Category: Program input buffer mismatch

Type: Runtime

Error log example

XlaRuntimeError: INVALID_ARGUMENT: Executable(jit_embedding_pipeline_step_fn) expected parameter 2482 of size 5242880 (bf16[16,1280,40]{2,1,0:T(8,128)(2,1)}) but got buffer with incompatible size 1638400 (bf16[16,1280,40]{1,2,0:T(8,128)(2,1)}): while running replica 0 and partition 0 of a replicated computation (other replicas may have failed as well).

Why do these happen?

This error occurs when the XLA runtime detects a mismatch between the size of a memory buffer expected by a compiled program and the size of the buffer that is actually provided at execution time. The error message indicates both the expected and actual sizes, as well as the tensor shapes and layouts.

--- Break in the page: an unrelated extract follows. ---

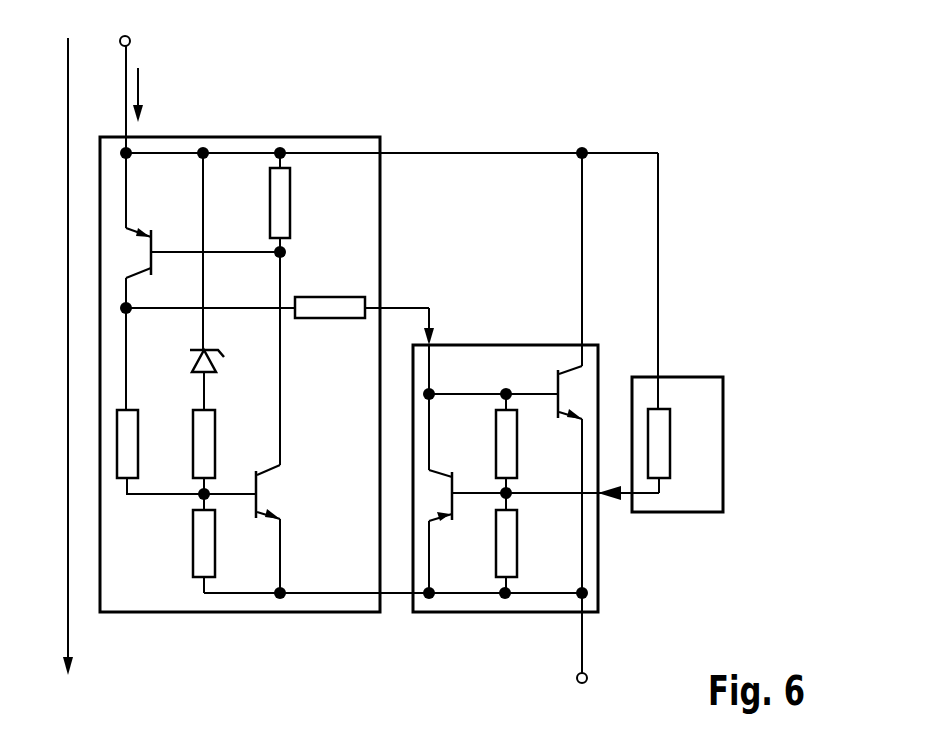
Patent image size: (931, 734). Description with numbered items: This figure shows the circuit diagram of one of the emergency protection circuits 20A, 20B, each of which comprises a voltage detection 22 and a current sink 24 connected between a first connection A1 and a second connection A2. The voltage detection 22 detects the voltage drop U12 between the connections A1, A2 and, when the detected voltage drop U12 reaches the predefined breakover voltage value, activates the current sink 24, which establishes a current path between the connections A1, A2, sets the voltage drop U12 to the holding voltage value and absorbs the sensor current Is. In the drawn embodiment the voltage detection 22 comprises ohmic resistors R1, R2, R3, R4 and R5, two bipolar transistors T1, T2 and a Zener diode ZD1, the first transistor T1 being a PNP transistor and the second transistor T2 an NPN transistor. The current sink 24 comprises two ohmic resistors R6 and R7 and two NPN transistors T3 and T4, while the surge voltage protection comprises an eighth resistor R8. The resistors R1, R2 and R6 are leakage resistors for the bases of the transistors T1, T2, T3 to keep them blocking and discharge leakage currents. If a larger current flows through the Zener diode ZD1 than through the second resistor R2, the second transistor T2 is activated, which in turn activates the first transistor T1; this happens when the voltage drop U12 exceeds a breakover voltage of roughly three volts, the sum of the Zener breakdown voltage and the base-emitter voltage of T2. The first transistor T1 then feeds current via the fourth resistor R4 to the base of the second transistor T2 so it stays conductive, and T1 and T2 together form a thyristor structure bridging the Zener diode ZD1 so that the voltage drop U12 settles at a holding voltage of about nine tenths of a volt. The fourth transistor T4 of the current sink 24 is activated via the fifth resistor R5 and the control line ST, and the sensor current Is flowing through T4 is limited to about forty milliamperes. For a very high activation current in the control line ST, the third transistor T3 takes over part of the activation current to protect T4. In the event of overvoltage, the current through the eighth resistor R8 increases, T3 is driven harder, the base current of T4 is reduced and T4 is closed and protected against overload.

Note that these errors might occur even if two tensors have the same shape but their size in memory can be different if their physical layout (how the data is tiled and arranged on the hardware) is different.

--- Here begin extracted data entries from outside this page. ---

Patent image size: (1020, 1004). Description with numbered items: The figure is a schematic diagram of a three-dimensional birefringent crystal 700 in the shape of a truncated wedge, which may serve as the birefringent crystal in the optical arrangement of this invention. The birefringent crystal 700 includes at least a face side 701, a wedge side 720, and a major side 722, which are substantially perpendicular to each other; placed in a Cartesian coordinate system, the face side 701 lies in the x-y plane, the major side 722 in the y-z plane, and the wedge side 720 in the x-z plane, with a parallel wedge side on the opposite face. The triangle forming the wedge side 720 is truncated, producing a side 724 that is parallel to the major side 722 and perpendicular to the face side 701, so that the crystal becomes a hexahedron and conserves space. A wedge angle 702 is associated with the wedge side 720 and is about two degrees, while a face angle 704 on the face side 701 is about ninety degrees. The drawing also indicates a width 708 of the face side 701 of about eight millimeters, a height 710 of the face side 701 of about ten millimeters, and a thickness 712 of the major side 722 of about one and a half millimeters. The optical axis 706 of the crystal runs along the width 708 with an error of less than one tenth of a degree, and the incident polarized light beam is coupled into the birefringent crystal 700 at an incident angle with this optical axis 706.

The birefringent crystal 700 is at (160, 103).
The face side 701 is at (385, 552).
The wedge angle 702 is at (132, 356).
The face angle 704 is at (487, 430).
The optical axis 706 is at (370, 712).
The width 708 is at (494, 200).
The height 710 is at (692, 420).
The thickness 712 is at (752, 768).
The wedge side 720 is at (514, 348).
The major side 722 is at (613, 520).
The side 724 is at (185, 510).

These errors are predominantly caused by: - Checkpoint and XLA configuration mismatch - A model is trained and a checkpoint is saved. The physical layout of the weights in that checkpoint is determined by the exact XLA version and configuration (e.g. XLA flags) at that time. Later, this checkpoint is loaded in a different environment where the configuration has changed. A new flag, a different default value, or a change in the model/XLA code can cause the runtime to expect a different physical layout for the weights. When the old buffer from the checkpoint is passed to the new compiled XLA program, the runtime throws an error. - Hardware/Topology-Specific Layouts - The XLA compiler is free to choose different physical layouts for tensors to optimize performance on different hardware. A layout that is optimal for v4 TPU might be different from a v5 TPU, or even for different pod slices of the same chip (e.g., 4x4x4 vs 4x8). The error occurs when a model is compiled with an assumption about one topology's layout, but at runtime it is scheduled on a different topology, or there is a bug in the compiler's layout logic for a specific piece of hardware.

How can a user fix their program when they do happen?

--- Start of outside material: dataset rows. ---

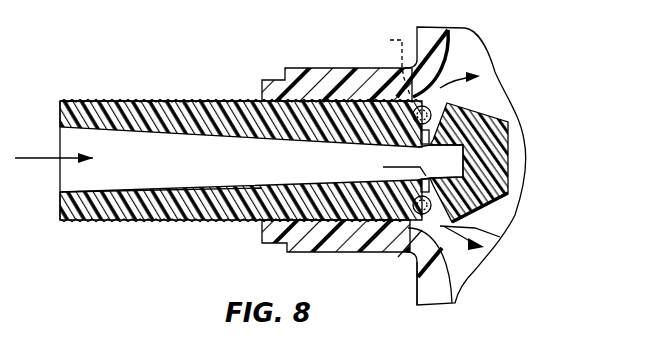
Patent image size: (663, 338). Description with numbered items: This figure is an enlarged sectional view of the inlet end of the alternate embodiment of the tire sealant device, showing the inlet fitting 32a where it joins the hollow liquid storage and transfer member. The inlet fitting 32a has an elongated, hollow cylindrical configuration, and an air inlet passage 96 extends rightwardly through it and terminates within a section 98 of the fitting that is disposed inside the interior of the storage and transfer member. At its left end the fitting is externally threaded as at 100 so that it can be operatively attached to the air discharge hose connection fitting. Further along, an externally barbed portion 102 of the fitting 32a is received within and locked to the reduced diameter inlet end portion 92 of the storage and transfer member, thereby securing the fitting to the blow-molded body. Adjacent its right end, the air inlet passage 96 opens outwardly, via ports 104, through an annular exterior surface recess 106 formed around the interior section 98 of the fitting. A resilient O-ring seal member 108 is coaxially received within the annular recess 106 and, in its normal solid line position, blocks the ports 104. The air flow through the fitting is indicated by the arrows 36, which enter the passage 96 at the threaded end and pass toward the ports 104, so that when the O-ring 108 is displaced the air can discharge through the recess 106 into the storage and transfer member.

The inlet fitting 32a is at (160, 92).
The fluid flow 36 is at (40, 158).
The inlet end portion 92 is at (326, 68).
The air inlet passage 96 is at (108, 190).
The section of the fitting 98 is at (522, 128).
The externally threaded portion 100 is at (104, 100).
The externally barbed portion 102 is at (338, 212).
The ports 104 is at (448, 104).
The annular exterior surface recess 106 is at (415, 255).
The resilient O-ring seal member 108 is at (518, 82).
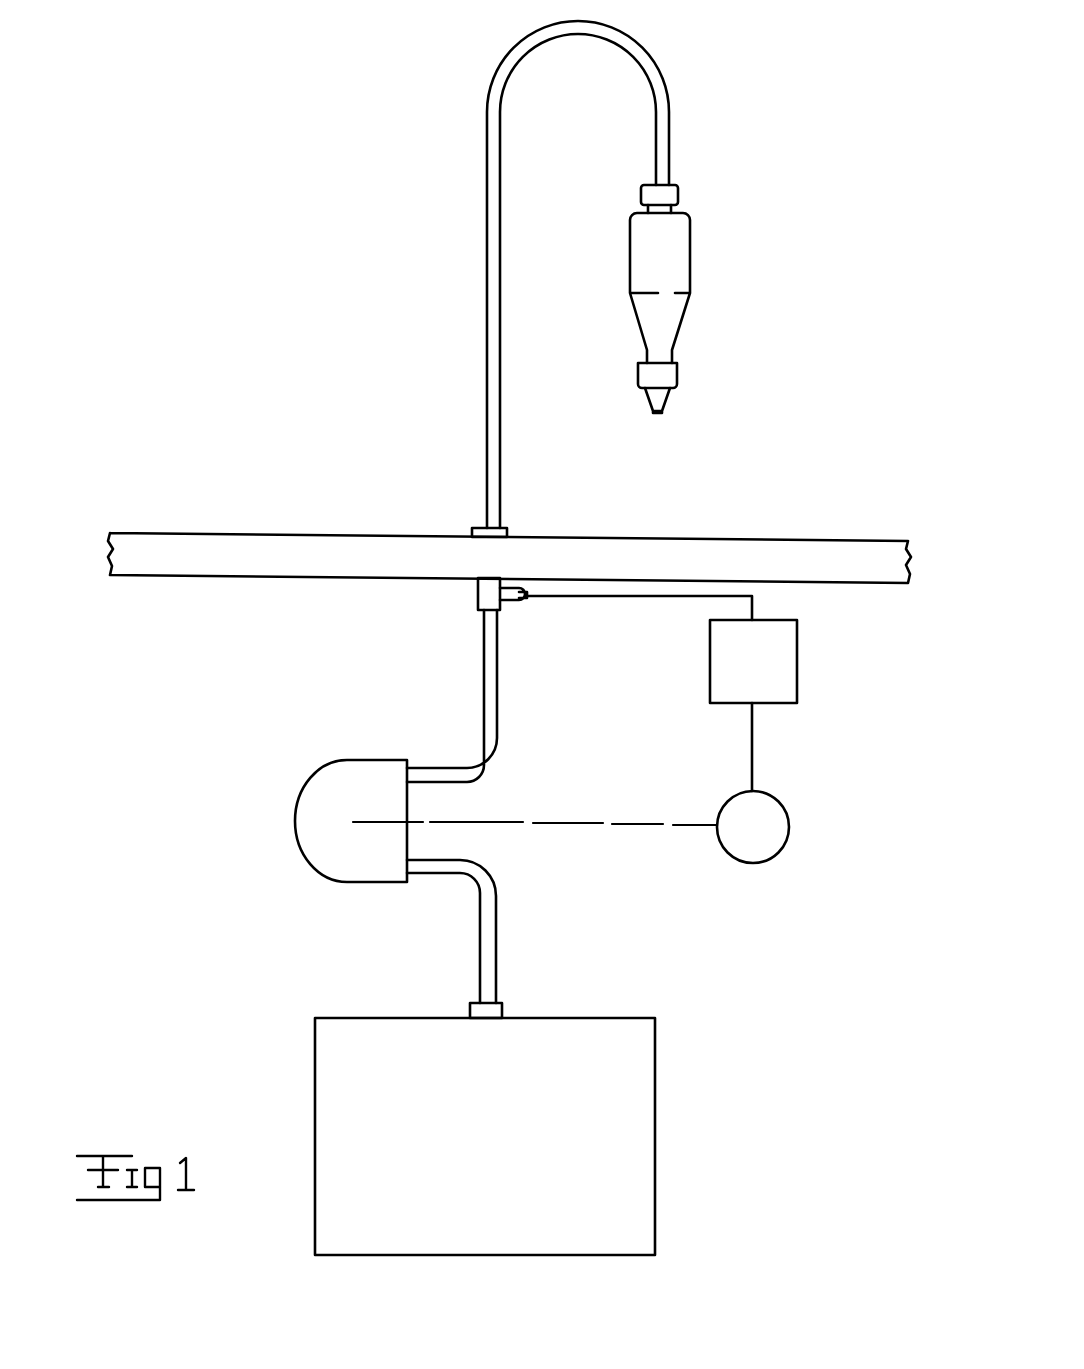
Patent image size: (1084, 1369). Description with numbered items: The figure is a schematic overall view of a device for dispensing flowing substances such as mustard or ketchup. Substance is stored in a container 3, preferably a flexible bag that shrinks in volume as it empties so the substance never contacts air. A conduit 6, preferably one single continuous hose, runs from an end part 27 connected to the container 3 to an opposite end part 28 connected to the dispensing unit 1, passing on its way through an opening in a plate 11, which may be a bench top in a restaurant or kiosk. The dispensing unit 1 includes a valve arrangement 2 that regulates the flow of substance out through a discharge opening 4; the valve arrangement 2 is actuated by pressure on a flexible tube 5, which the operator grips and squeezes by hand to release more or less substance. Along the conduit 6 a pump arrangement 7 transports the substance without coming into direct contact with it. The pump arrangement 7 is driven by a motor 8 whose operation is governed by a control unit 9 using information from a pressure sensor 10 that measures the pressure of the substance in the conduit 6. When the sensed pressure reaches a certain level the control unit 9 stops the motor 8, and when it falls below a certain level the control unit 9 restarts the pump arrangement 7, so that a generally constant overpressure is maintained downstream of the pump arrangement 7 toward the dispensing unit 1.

The dispensing unit 1 is at (757, 262).
The valve arrangement 2 is at (660, 355).
The container 3 is at (325, 1083).
The discharge opening 4 is at (657, 413).
The tube 5 is at (680, 258).
The conduit 6 is at (490, 360).
The pump arrangement 7 is at (318, 787).
The motor 8 is at (733, 816).
The control unit 9 is at (723, 673).
The pressure sensor 10 is at (520, 600).
The plate 11 is at (310, 548).
The end part 27 is at (487, 992).
The end part 28 is at (660, 184).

  • Ensure configuration consistency between model export and re-runs from checkpoints:
    • Avoid using old checkpoints with new code unless you are certain that no layout-affecting changes have been made.
    • Re-export the Saved Model: If you suspect a checkpoint/configuration mismatch, the most reliable solution is to re-export the saved model using the exact same (and current) codebase and configuration that you are using for inference or fine-tuning.
    • Check for configuration changes (e.g. XLA flags) between the two runs.
  • Hardware/Topology-Specific layouts:
    • Check for hardware version and topology mismatches if switching hardware or topologies.